Days after state-owned Oil and Natural Gas Corporation (ONGC) announced that it is acquiring 51.11% stake of Hindustan Petroleum Corporation Limited (HPCL), the Congress said the whole exercise was an attempt to show that the Modi government was meeting disinvestment targets.
Missed target
“This is being done to make the balance sheet of the Government of India before Budget look alright that they have increased borrowing. Second, it is done to show that the disinvestment target is met,” said Abhishek Manu Singhvi on Monday.
Listing out the government’s own figures, the Congress said that in 2014-15, the Modi-led Central government missed its disinvestment target by 44%.
The following year (2015-16), the government’s targeted disinvestment proceeds fell short by 40%, it said.
“Now this year, technically to show that they have done some disinvestment, they have disinvested their shares in HPCL but investing into another Public Sector Unit (PSU).
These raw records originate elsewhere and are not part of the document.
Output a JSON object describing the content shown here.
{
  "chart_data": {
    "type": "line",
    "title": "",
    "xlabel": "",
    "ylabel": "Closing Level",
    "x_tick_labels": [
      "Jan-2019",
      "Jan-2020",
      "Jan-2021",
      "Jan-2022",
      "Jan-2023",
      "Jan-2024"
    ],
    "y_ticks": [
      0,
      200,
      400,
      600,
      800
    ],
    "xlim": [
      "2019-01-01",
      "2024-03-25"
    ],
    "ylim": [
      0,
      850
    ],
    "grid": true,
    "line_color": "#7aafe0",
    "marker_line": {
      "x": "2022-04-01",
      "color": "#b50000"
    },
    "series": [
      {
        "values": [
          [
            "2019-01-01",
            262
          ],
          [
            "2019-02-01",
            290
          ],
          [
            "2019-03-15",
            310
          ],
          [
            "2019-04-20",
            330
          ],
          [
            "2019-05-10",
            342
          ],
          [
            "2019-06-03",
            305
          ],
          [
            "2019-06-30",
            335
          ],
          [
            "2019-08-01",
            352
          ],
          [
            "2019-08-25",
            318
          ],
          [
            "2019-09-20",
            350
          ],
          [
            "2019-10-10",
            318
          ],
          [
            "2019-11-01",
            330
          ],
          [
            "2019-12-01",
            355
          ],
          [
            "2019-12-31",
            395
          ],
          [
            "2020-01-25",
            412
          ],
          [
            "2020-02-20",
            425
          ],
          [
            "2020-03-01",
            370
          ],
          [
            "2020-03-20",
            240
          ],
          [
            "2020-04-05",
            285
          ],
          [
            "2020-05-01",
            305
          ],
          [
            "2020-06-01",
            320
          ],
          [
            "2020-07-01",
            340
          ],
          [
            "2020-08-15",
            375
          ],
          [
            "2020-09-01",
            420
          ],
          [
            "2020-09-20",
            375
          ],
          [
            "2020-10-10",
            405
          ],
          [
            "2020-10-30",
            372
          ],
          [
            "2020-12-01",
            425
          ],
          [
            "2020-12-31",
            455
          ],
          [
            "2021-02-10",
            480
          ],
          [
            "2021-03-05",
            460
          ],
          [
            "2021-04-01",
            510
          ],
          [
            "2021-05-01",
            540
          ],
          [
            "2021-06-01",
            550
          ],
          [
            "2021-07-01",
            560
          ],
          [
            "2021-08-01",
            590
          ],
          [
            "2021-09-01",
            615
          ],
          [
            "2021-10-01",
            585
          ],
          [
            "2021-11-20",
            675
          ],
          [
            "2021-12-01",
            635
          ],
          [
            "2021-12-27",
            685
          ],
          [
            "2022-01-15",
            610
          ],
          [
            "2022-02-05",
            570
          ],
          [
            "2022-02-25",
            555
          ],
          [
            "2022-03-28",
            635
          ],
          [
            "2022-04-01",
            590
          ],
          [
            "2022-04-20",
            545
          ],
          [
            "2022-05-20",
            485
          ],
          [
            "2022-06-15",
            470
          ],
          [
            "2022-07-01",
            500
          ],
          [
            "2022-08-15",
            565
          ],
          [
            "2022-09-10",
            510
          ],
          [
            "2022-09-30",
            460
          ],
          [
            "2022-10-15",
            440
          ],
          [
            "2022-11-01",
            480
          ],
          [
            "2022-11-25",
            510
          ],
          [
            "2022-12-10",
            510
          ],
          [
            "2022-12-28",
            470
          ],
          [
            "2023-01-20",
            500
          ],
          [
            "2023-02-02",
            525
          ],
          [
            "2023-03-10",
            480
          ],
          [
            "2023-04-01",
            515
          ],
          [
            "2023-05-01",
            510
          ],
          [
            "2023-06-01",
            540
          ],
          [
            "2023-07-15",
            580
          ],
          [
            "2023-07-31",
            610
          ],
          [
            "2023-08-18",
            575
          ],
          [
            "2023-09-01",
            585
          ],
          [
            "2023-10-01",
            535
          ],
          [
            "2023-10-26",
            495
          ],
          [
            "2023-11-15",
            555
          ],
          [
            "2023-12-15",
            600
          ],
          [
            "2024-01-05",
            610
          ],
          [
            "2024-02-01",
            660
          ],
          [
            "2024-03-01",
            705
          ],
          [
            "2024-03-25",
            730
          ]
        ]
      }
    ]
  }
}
This is the usual Modi government style of jugglery,” said Mr. Singhvi.
The Congress spokesperson claimed that the Union government was “forcing ONGC to borrow from the market” only to show that the government could manage to keep fiscal deficit under check.
“According to a Morgan Stanley report, you are likely to have a fiscal deficit of 3.5% of the GDP overshooting the Budget estimate of 3.2% and that’s why the government wants to show it is not borrowing,” said Mr. Singhvi.
No benefit to consumers
The Congress claimed that the Modi government got a windfall gain of ₹ 6 lakh crore from taxes on petroleum products because of low international crude prices. However, it chose not to pass on the benefits to the consumer.
“As of today, the petrol price in Mumbai is about ₹ 84 a litre. We have been saying that petroleum products should be brought under Goods and Service Tax (GST) so that consumers can benefit,” said the Congress spokesperson.